Abstract

Different Prescribed Doses of High Volume Peritoneal Dialysis and Outcome of Patients with Acute Kidney Injury
Objective: It has not been clearly shown which modality of dialysis is superior in the management of acute kidney injury (AKI). The optimal dialysis dose for the treatment of AKI is controversial No studies have directly examined the effects of the peritoneal dialysis (PD) dose on outcome in AKI.
Methods: We randomly assigned critically ill patients with AKI to receive higher or lower intensity PD therapy (prescribed Kt/V 0.8 and 0.5 per session respectively) from January 2005 to January 2007. PD dose was calculated in patients treated exclusively with continuous PD 7 times/week using a Tenckhoff catheter and a cycler. The main outcome measures were death within 30 days, recovery of kidney function and metabolic control.
Results: Of the 61 enrolled patients, 30 were randomly assigned to higher intensity therapy and 31 to lower intensity PD dose. The 2 study groups had similar baseline characteristics and received the treatment for 6.1 and 5.7 days respectively (p=0.42). At 30 days after randomization, 17 deaths had occurred in the higher intensity group (55%) and 16 deaths in the lower intensity group (53%), p=0.83. At 30 day, 9% of survivors in the higher and lower intensity (1/14) were still receiving renal replacement therapy (p=0.72). There was significant difference between the 2 groups in prescribed versus delivered PD dose (higher intensity group 0.8×0.59, p=0.04; lower intensity group 0.5×0.49, p=0.89) and the 2 groups had similar metabolic control after 4 PD sessions (BUN levels of 69.3±14.4 and 60.3±11.1 respectively, p=0.71).
Conclusions: Intensive PD dose in critically ill patients with AKI did not decrease mortality, improve recovery of kidney function or metabolic control, and PD dose is limited by dialysate flow and membrane permeability and clearance per exchange can be decreased if a shorter dwell time is applied.
High Volume Peritoneal Dialysis (PD) versus Sustained Low Efficiency Dialysis: A Randomized Controlled Trial in Patients with Acute Kidney Injury: Initial Results
Objective: Sustained low efficiency dialysis (SLED) is much utilized in acute kidney injury (AKI) and PD is used in the developed world.
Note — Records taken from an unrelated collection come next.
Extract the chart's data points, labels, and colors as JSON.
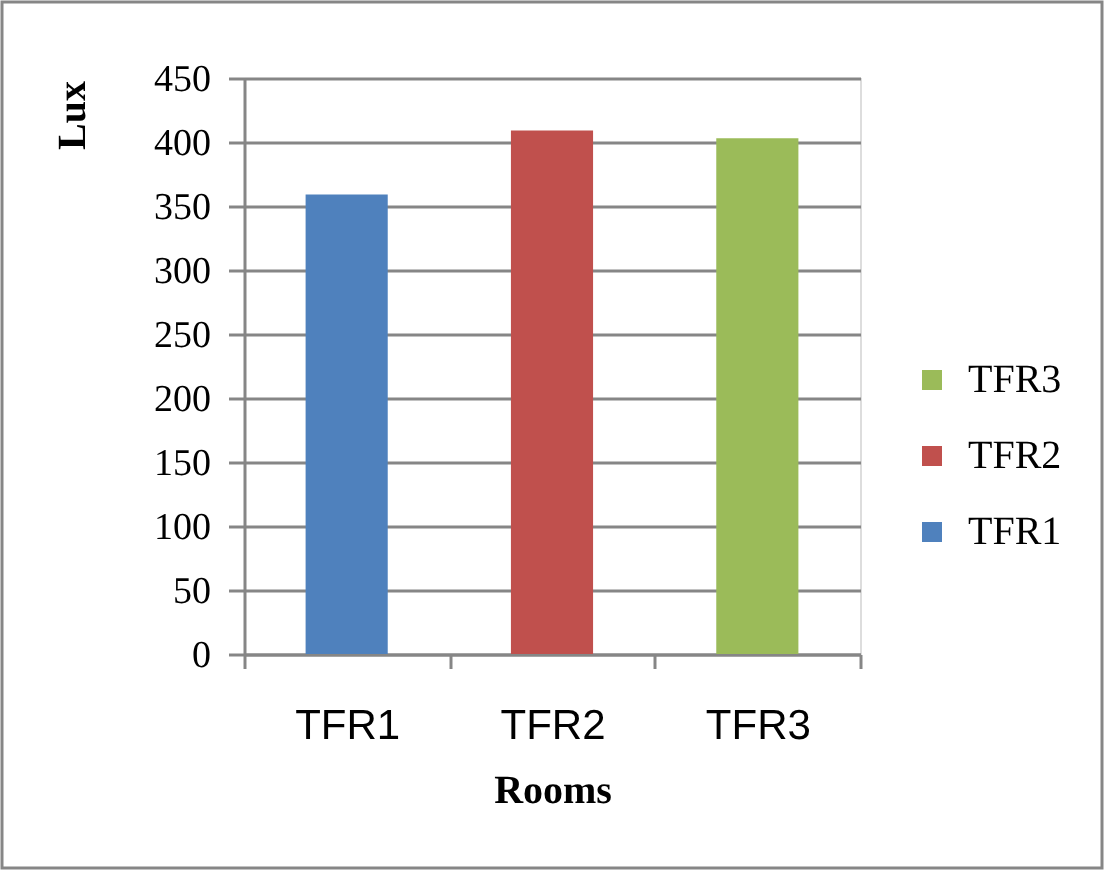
{
  "chart_data": {
    "type": "bar",
    "xlabel": "Rooms",
    "ylabel": "Lux",
    "categories": [
      "TFR1",
      "TFR2",
      "TFR3"
    ],
    "series": [
      {
        "name": "TFR1",
        "color": "#4f81bd",
        "values": [
          359,
          null,
          null
        ]
      },
      {
        "name": "TFR2",
        "color": "#c0504d",
        "values": [
          null,
          409,
          null
        ]
      },
      {
        "name": "TFR3",
        "color": "#9bbb59",
        "values": [
          null,
          null,
          403
        ]
      }
    ],
    "stacked": true,
    "ylim": [
      0,
      450
    ],
    "yticks": [
      0,
      50,
      100,
      150,
      200,
      250,
      300,
      350,
      400,
      450
    ],
    "grid": "y",
    "legend": "right"
  }
}
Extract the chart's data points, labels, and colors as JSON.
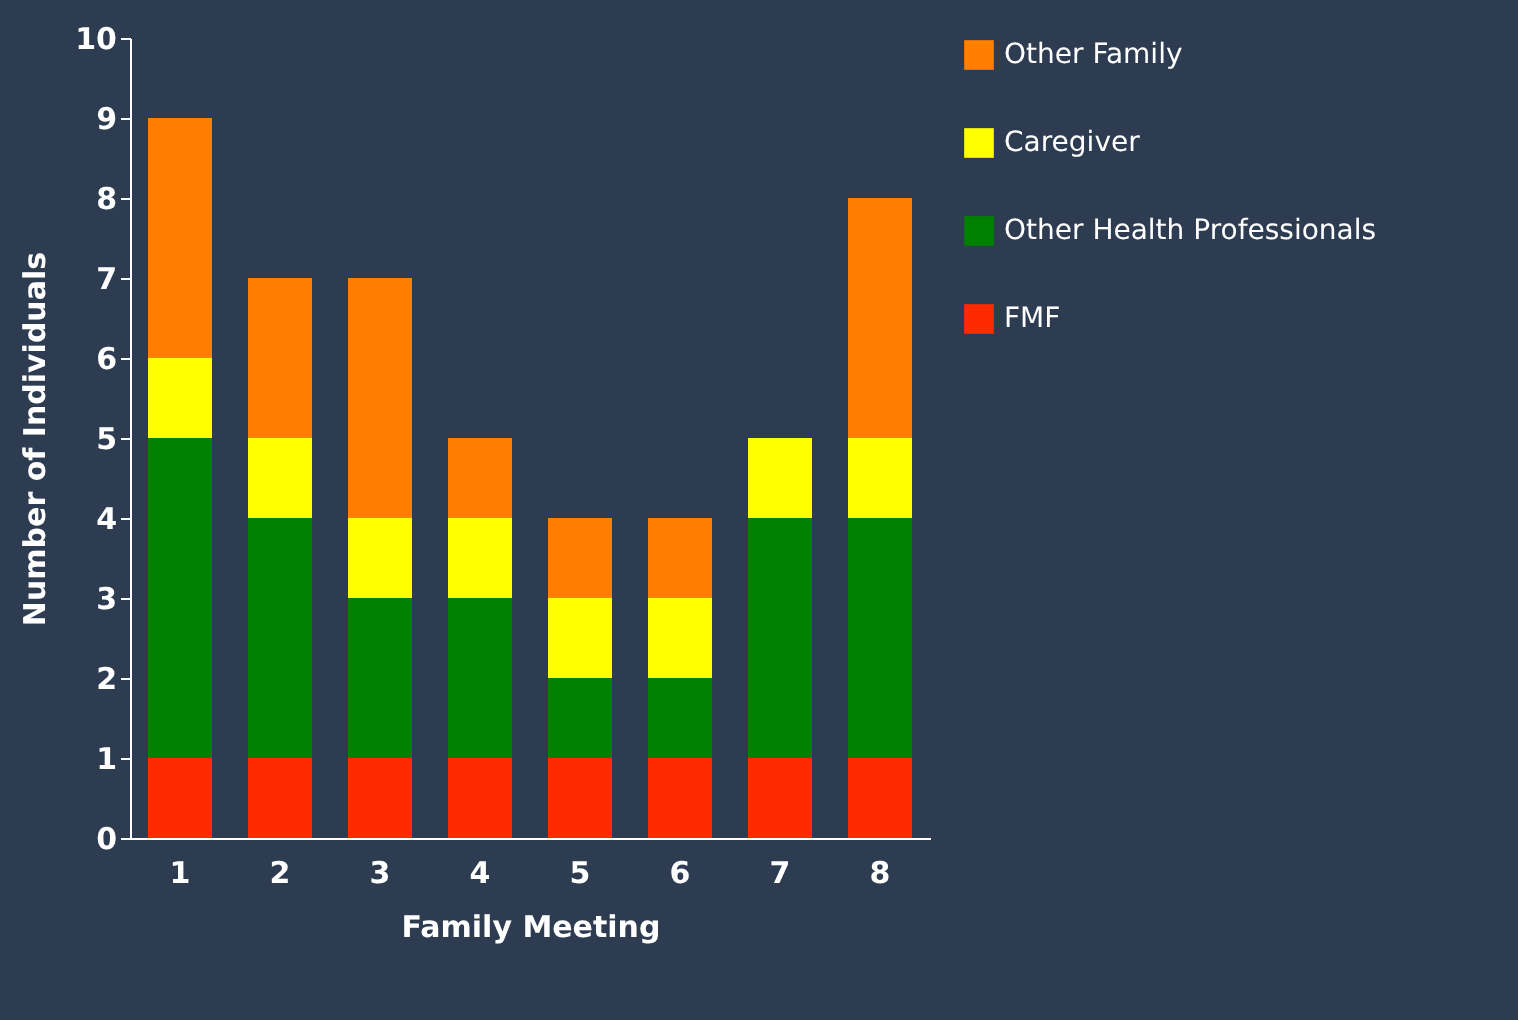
{
  "chart_data": {
    "type": "bar",
    "stacked": true,
    "xlabel": "Family Meeting",
    "ylabel": "Number of Individuals",
    "categories": [
      "1",
      "2",
      "3",
      "4",
      "5",
      "6",
      "7",
      "8"
    ],
    "series": [
      {
        "name": "FMF",
        "color": "#ff2a00",
        "values": [
          1,
          1,
          1,
          1,
          1,
          1,
          1,
          1
        ]
      },
      {
        "name": "Other Health Professionals",
        "color": "#008000",
        "values": [
          4,
          3,
          2,
          2,
          1,
          1,
          3,
          3
        ]
      },
      {
        "name": "Caregiver",
        "color": "#ffff00",
        "values": [
          1,
          1,
          1,
          1,
          1,
          1,
          1,
          1
        ]
      },
      {
        "name": "Other Family",
        "color": "#ff8000",
        "values": [
          3,
          2,
          3,
          1,
          1,
          1,
          0,
          3
        ]
      }
    ],
    "ylim": [
      0,
      10
    ],
    "yticks": [
      0,
      1,
      2,
      3,
      4,
      5,
      6,
      7,
      8,
      9,
      10
    ],
    "grid": false,
    "legend": "right"
  }
}
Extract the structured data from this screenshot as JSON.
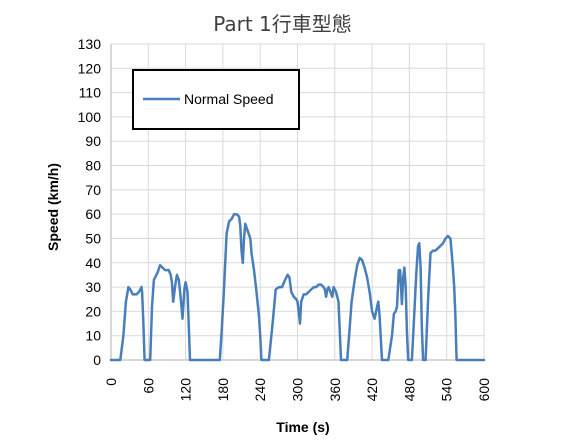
{
  "chart_data": {
    "type": "line",
    "title": "Part 1行車型態",
    "xlabel": "Time (s)",
    "ylabel": "Speed (km/h)",
    "xlim": [
      0,
      600
    ],
    "ylim": [
      0,
      130
    ],
    "x_ticks": [
      0,
      60,
      120,
      180,
      240,
      300,
      360,
      420,
      480,
      540,
      600
    ],
    "y_ticks": [
      0,
      10,
      20,
      30,
      40,
      50,
      60,
      70,
      80,
      90,
      100,
      110,
      120,
      130
    ],
    "grid": true,
    "legend_position": "top-left",
    "series": [
      {
        "name": "Normal Speed",
        "color": "#4a7ebb",
        "points": [
          [
            0,
            0
          ],
          [
            11,
            0
          ],
          [
            15,
            0
          ],
          [
            20,
            10
          ],
          [
            24,
            24
          ],
          [
            28,
            30
          ],
          [
            31,
            29
          ],
          [
            35,
            27
          ],
          [
            41,
            27
          ],
          [
            45,
            28
          ],
          [
            49,
            30
          ],
          [
            50,
            28
          ],
          [
            52,
            16
          ],
          [
            54,
            0
          ],
          [
            60,
            0
          ],
          [
            63,
            0
          ],
          [
            66,
            22
          ],
          [
            69,
            33
          ],
          [
            71,
            34
          ],
          [
            75,
            36
          ],
          [
            79,
            39
          ],
          [
            83,
            38
          ],
          [
            87,
            37
          ],
          [
            93,
            37
          ],
          [
            96,
            35
          ],
          [
            98,
            32
          ],
          [
            100,
            24
          ],
          [
            103,
            30
          ],
          [
            106,
            35
          ],
          [
            109,
            33
          ],
          [
            112,
            26
          ],
          [
            115,
            17
          ],
          [
            118,
            29
          ],
          [
            120,
            32
          ],
          [
            123,
            28
          ],
          [
            125,
            15
          ],
          [
            127,
            0
          ],
          [
            150,
            0
          ],
          [
            170,
            0
          ],
          [
            175,
            0
          ],
          [
            178,
            12
          ],
          [
            182,
            30
          ],
          [
            186,
            52
          ],
          [
            190,
            57
          ],
          [
            194,
            58
          ],
          [
            198,
            60
          ],
          [
            202,
            60
          ],
          [
            206,
            59
          ],
          [
            208,
            55
          ],
          [
            210,
            45
          ],
          [
            212,
            40
          ],
          [
            214,
            50
          ],
          [
            216,
            56
          ],
          [
            220,
            53
          ],
          [
            224,
            50
          ],
          [
            226,
            44
          ],
          [
            230,
            37
          ],
          [
            234,
            28
          ],
          [
            238,
            18
          ],
          [
            240,
            10
          ],
          [
            242,
            0
          ],
          [
            254,
            0
          ],
          [
            260,
            15
          ],
          [
            265,
            29
          ],
          [
            270,
            30
          ],
          [
            275,
            30
          ],
          [
            280,
            33
          ],
          [
            284,
            35
          ],
          [
            287,
            34
          ],
          [
            290,
            28
          ],
          [
            294,
            26
          ],
          [
            298,
            25
          ],
          [
            300,
            24
          ],
          [
            302,
            20
          ],
          [
            304,
            15
          ],
          [
            306,
            24
          ],
          [
            310,
            27
          ],
          [
            314,
            27
          ],
          [
            318,
            28
          ],
          [
            322,
            29
          ],
          [
            326,
            30
          ],
          [
            330,
            30
          ],
          [
            334,
            31
          ],
          [
            338,
            31
          ],
          [
            342,
            30
          ],
          [
            344,
            29
          ],
          [
            346,
            26
          ],
          [
            348,
            29
          ],
          [
            350,
            30
          ],
          [
            353,
            28
          ],
          [
            356,
            26
          ],
          [
            358,
            30
          ],
          [
            362,
            28
          ],
          [
            366,
            24
          ],
          [
            370,
            0
          ],
          [
            380,
            0
          ],
          [
            383,
            10
          ],
          [
            387,
            24
          ],
          [
            392,
            33
          ],
          [
            396,
            39
          ],
          [
            400,
            42
          ],
          [
            404,
            41
          ],
          [
            408,
            38
          ],
          [
            412,
            34
          ],
          [
            416,
            28
          ],
          [
            420,
            20
          ],
          [
            424,
            17
          ],
          [
            428,
            22
          ],
          [
            430,
            24
          ],
          [
            432,
            18
          ],
          [
            436,
            0
          ],
          [
            446,
            0
          ],
          [
            452,
            10
          ],
          [
            455,
            19
          ],
          [
            458,
            20
          ],
          [
            460,
            22
          ],
          [
            463,
            37
          ],
          [
            465,
            37
          ],
          [
            467,
            28
          ],
          [
            468,
            23
          ],
          [
            470,
            34
          ],
          [
            472,
            38
          ],
          [
            474,
            30
          ],
          [
            476,
            12
          ],
          [
            478,
            0
          ],
          [
            484,
            0
          ],
          [
            488,
            20
          ],
          [
            491,
            35
          ],
          [
            494,
            47
          ],
          [
            496,
            48
          ],
          [
            498,
            38
          ],
          [
            500,
            14
          ],
          [
            502,
            0
          ],
          [
            506,
            0
          ],
          [
            510,
            25
          ],
          [
            514,
            44
          ],
          [
            518,
            45
          ],
          [
            522,
            45
          ],
          [
            526,
            46
          ],
          [
            530,
            47
          ],
          [
            534,
            48
          ],
          [
            538,
            50
          ],
          [
            542,
            51
          ],
          [
            546,
            50
          ],
          [
            548,
            44
          ],
          [
            550,
            38
          ],
          [
            552,
            30
          ],
          [
            554,
            18
          ],
          [
            556,
            0
          ],
          [
            565,
            0
          ],
          [
            600,
            0
          ]
        ]
      }
    ]
  }
}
Recently we demonstrated that high volume PD (HVPD) and daily hemodialysis are comparable methods. Purpose: This is a double-center prospective, randomized controlled trial to compare the effect of HVPD versus SLED on AKI patient (pt) survival, beginning in 2008 in Clinical Hospital of Botucatu and General Hospital of Bauru, Sao Paulo, Brazil. Methods: We calculated that with at least 180 pts, study statistical power will be 80% to detect an absolute difference in mortality of 20% between the groups. The primary end point will be pt mortality in 60 days. Eligible subjects are critically ill adults with AKI (defined according to AKIN) due to acute tubular necrosis who require use of vasoactive drugs in Intensive Care Unit. Pts with severe hypercatabolism are excluded. After enrollment, pts are randomly assigned to either the HVPD or SLED group. A HVPD session is defined as 24 hours of dialysis 7 days/week using an automated cycler, and a SLED session is defined as 6–8 hours performed 6 days/week with hemodialysis machine. Results: After 15 months, 179 pts were eligible for enrollment. 56 pts were withdrawn (18 HVPD and 38 SLED) because they had died during first dialysis session or the method was modified. Of the remaining 123 pts (68.3% of the calculated), 52 received HVPD and 71 SLED. The pts’ characteristics are similar: male (HVPD=70.8% and SLED=70.1%), age (60.9±18 and 67.8±10 years), internal medicine (70% and 65%), ATN-ISS score (0.74 and 0.61), BUN (94±20 and 90±30 mg/dL), serum creatinine (5.8±3.3 and 4.5±1.7 mg/dL), and ischemic AKI (85% and 87%). Delivered dialysis dose, ultrafiltration per session, and metabolic control had been not yet analyzed. Overall mortality rates were similar for both groups (65.4% and 77.4%). Of the pts who survived, 47% HVPD and 50% SLED recovered renal function after 60 days. Conclusions: The initial results show that HVPD and SLED can be effective methods for treating AKI pts.